Here the dwarf prodded him with his staff, just as the peasants prodded their oxen, and began capering along beside the boys.
Soon they passed the row of shops and came to dwelling houses, some with upper stories and peaked roofs, some low and rambling. On nearly all heavy shutters stood open showing within sometimes richly dressed ladies and their maids spinning and weaving or embroidering, and sometimes women in homespun bending over pots and pans in which things were cooking at big fireplaces while puffs of smoke curled out through the windows till you would have been quite sure all those houses were afire! But the boys knew better and paid no attention, for nobody had chimneys, and smoke was expected to get out as best it could.
Presently, "I'll tell you what let's do!" cried Rainolf. "Let's go back to the palace swimming-pool and see if there is a chance for a swim!"
"All right!" echoed the rest, and off they scampered past the last straggling houses till they came to the edge of Aachen, and looming ahead rose the great palace of the mighty King Charlemagne. After the plain wooden houses of the old town, it would have made you blink to see how very large and fine was this palace with its stone walls and tall towers and its many porticoes and doorways and cornices all of beautifully carved marble. In the midst of it was a wide courtyard with grass and flowers and numbers of marble statues.
Not far from the palace, in a pleasant meadow-land, was a large pool lined with blocks of stone and divided into two parts, in one of which was warm and in the other cold water; for it was fed from springs nearby, and some of these always ran warm.

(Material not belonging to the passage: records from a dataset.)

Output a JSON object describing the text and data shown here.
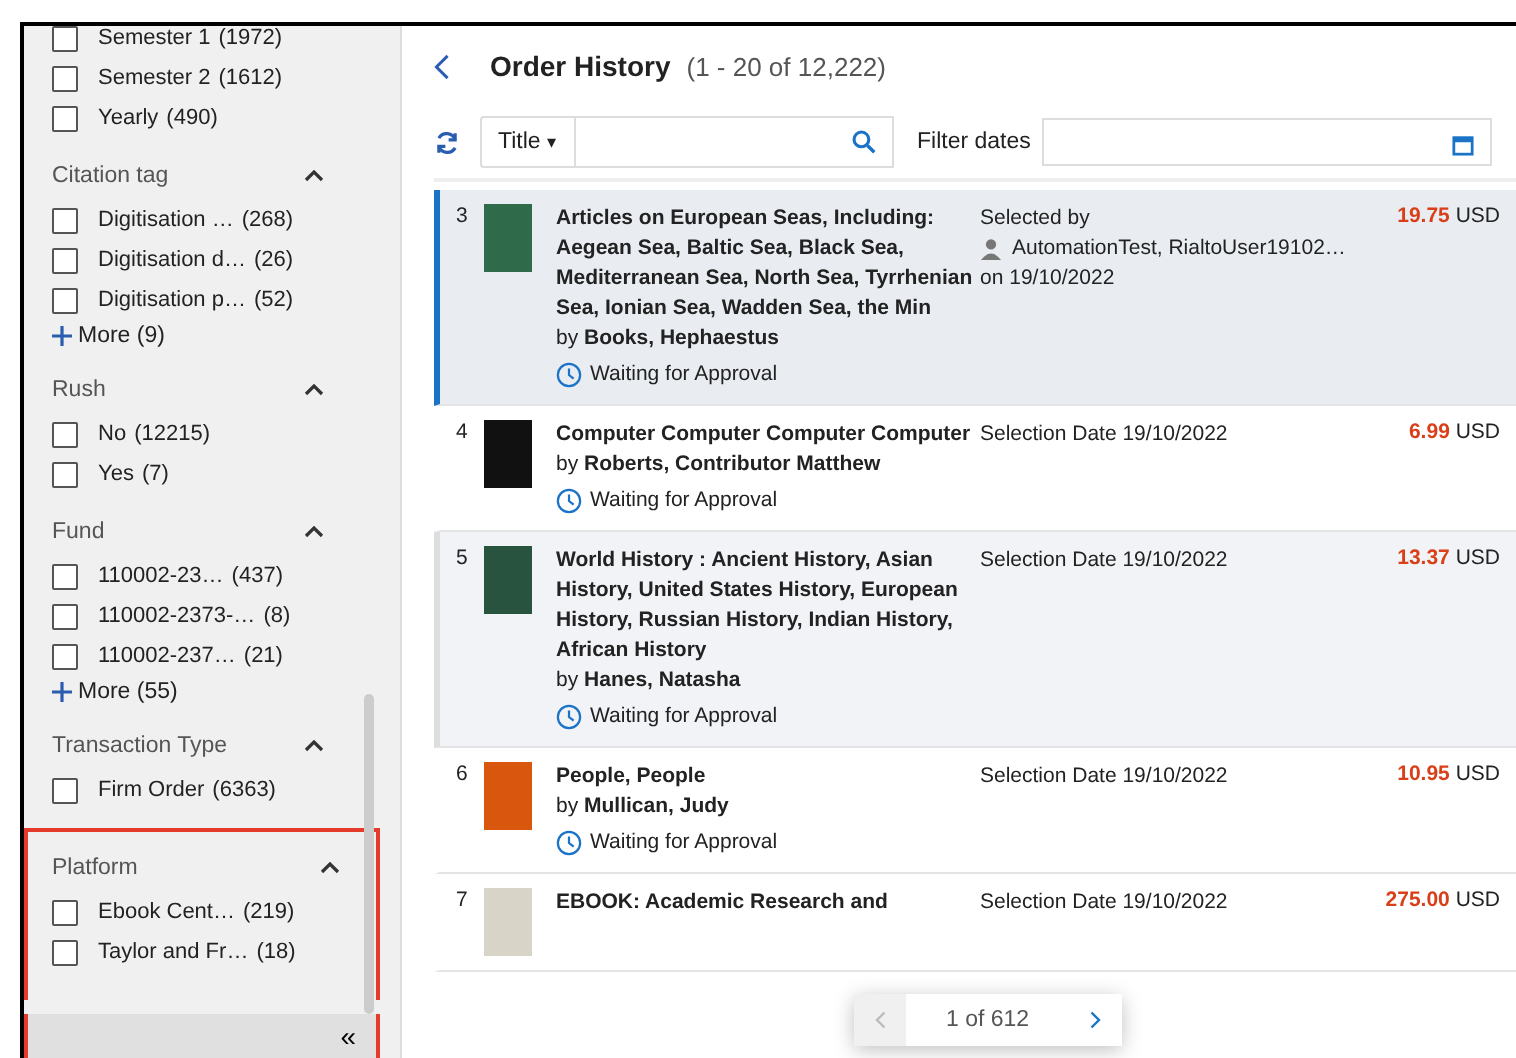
{
  "sidebar": {
    "groups": [
      {
        "options": [
          {
            "label": "Semester 1",
            "count": "(1972)",
            "checked": false
          },
          {
            "label": "Semester 2",
            "count": "(1612)",
            "checked": false
          },
          {
            "label": "Yearly",
            "count": "(490)",
            "checked": false
          }
        ]
      },
      {
        "title": "Citation tag",
        "expanded": true,
        "options": [
          {
            "label": "Digitisation …",
            "count": "(268)",
            "checked": false
          },
          {
            "label": "Digitisation d…",
            "count": "(26)",
            "checked": false
          },
          {
            "label": "Digitisation p…",
            "count": "(52)",
            "checked": false
          }
        ],
        "more": "More (9)"
      },
      {
        "title": "Rush",
        "expanded": true,
        "options": [
          {
            "label": "No",
            "count": "(12215)",
            "checked": false
          },
          {
            "label": "Yes",
            "count": "(7)",
            "checked": false
          }
        ]
      },
      {
        "title": "Fund",
        "expanded": true,
        "options": [
          {
            "label": "110002-23…",
            "count": "(437)",
            "checked": false
          },
          {
            "label": "110002-2373-…",
            "count": "(8)",
            "checked": false
          },
          {
            "label": "110002-237…",
            "count": "(21)",
            "checked": false
          }
        ],
        "more": "More (55)"
      },
      {
        "title": "Transaction Type",
        "expanded": true,
        "options": [
          {
            "label": "Firm Order",
            "count": "(6363)",
            "checked": false
          }
        ]
      },
      {
        "title": "Platform",
        "expanded": true,
        "highlighted": true,
        "options": [
          {
            "label": "Ebook Cent…",
            "count": "(219)",
            "checked": false
          },
          {
            "label": "Taylor and Fr…",
            "count": "(18)",
            "checked": false
          }
        ]
      }
    ],
    "collapse": "«"
  },
  "header": {
    "title": "Order History",
    "range": "(1 - 20 of 12,222)"
  },
  "toolbar": {
    "search_scope": "Title",
    "caret": "▾",
    "filter_label": "Filter dates"
  },
  "orders": [
    {
      "number": "3",
      "title": "Articles on European Seas, Including: Aegean Sea, Baltic Sea, Black Sea, Mediterranean Sea, North Sea, Tyrrhenian Sea, Ionian Sea, Wadden Sea, the Min",
      "by": "by",
      "author": "Books, Hephaestus",
      "status": "Waiting for Approval",
      "kind": "selected_by",
      "date_label": "Selected by",
      "user": "AutomationTest, RialtoUser19102…",
      "date_prefix": "on",
      "date": "19/10/2022",
      "amount": "19.75",
      "currency": "USD",
      "selected": true
    },
    {
      "number": "4",
      "title": "Computer Computer Computer Computer",
      "by": "by",
      "author": "Roberts, Contributor Matthew",
      "status": "Waiting for Approval",
      "kind": "selection_date",
      "date_label": "Selection Date",
      "date": "19/10/2022",
      "amount": "6.99",
      "currency": "USD",
      "selected": false
    },
    {
      "number": "5",
      "title": "World History : Ancient History, Asian History, United States History, European History, Russian History, Indian History, African History",
      "by": "by",
      "author": "Hanes, Natasha",
      "status": "Waiting for Approval",
      "kind": "selection_date",
      "date_label": "Selection Date",
      "date": "19/10/2022",
      "amount": "13.37",
      "currency": "USD",
      "selected": false,
      "hovered": true
    },
    {
      "number": "6",
      "title": "People, People",
      "by": "by",
      "author": "Mullican, Judy",
      "status": "Waiting for Approval",
      "kind": "selection_date",
      "date_label": "Selection Date",
      "date": "19/10/2022",
      "amount": "10.95",
      "currency": "USD",
      "selected": false
    },
    {
      "number": "7",
      "title": "EBOOK: Academic Research and",
      "kind": "selection_date",
      "date_label": "Selection Date",
      "date": "19/10/2022",
      "amount": "275.00",
      "currency": "USD",
      "selected": false
    }
  ],
  "pagination": {
    "text": "1 of 612",
    "prev_disabled": true
  }
}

Indeed, the chief reason why King Charlemagne had built one of his finest palaces here was that he might bathe often in these warm medicinal springs. He had had the swimming-pool made large enough, however, for others of his household to enjoy it as well; though the boys would not have presumed to go in if the King himself were there. But when they came up only a few soldiers and other humbler folk were swimming about, so all they had to do was throw off their tunics and jump in, and soon they were splashing around like a school of porpoises.

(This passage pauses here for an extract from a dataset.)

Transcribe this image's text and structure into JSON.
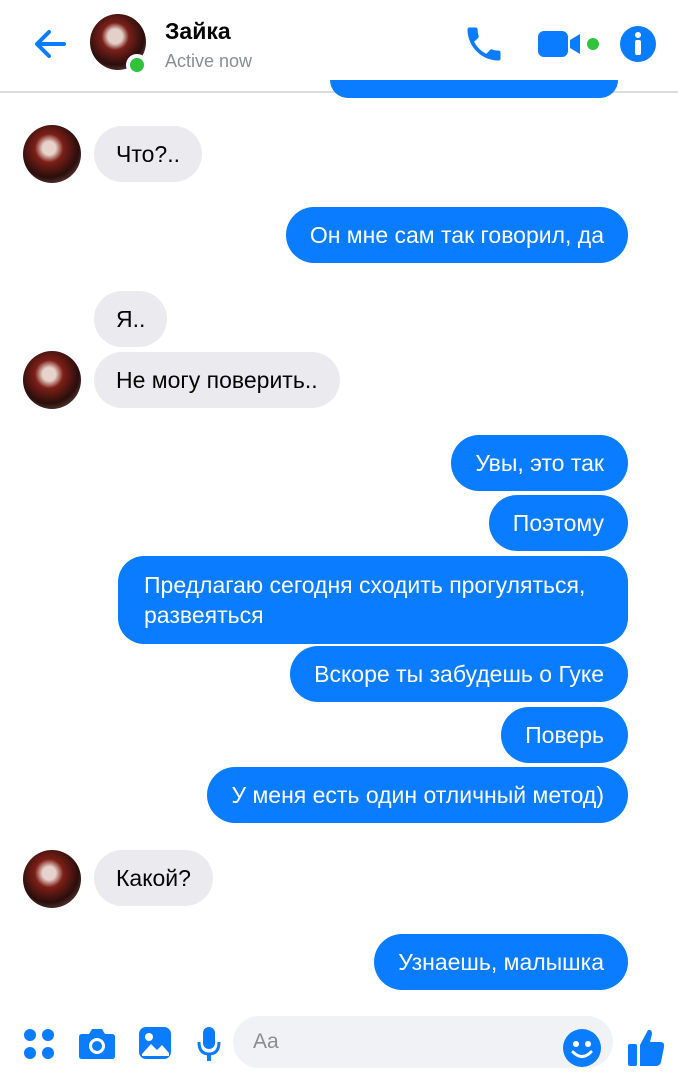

Presently Malagis, who had not hurried, came along by the pool and seeing Rainolf's parchment, which had fallen from his tunic and was about to tumble into the water, picked it up and placed a stone on it for safety, muttering as he did so, "There! One of those silly boys has been getting his horoscope! They're always in such a hurry to know their fortunes all at once,—as if they wouldn't find out soon enough anyhow! I could have told him myself, if I was a mind to, much better than old Master Leobard!" And Malagis poked the parchment contemptuously with his foot; for he was reputed something of a magician himself.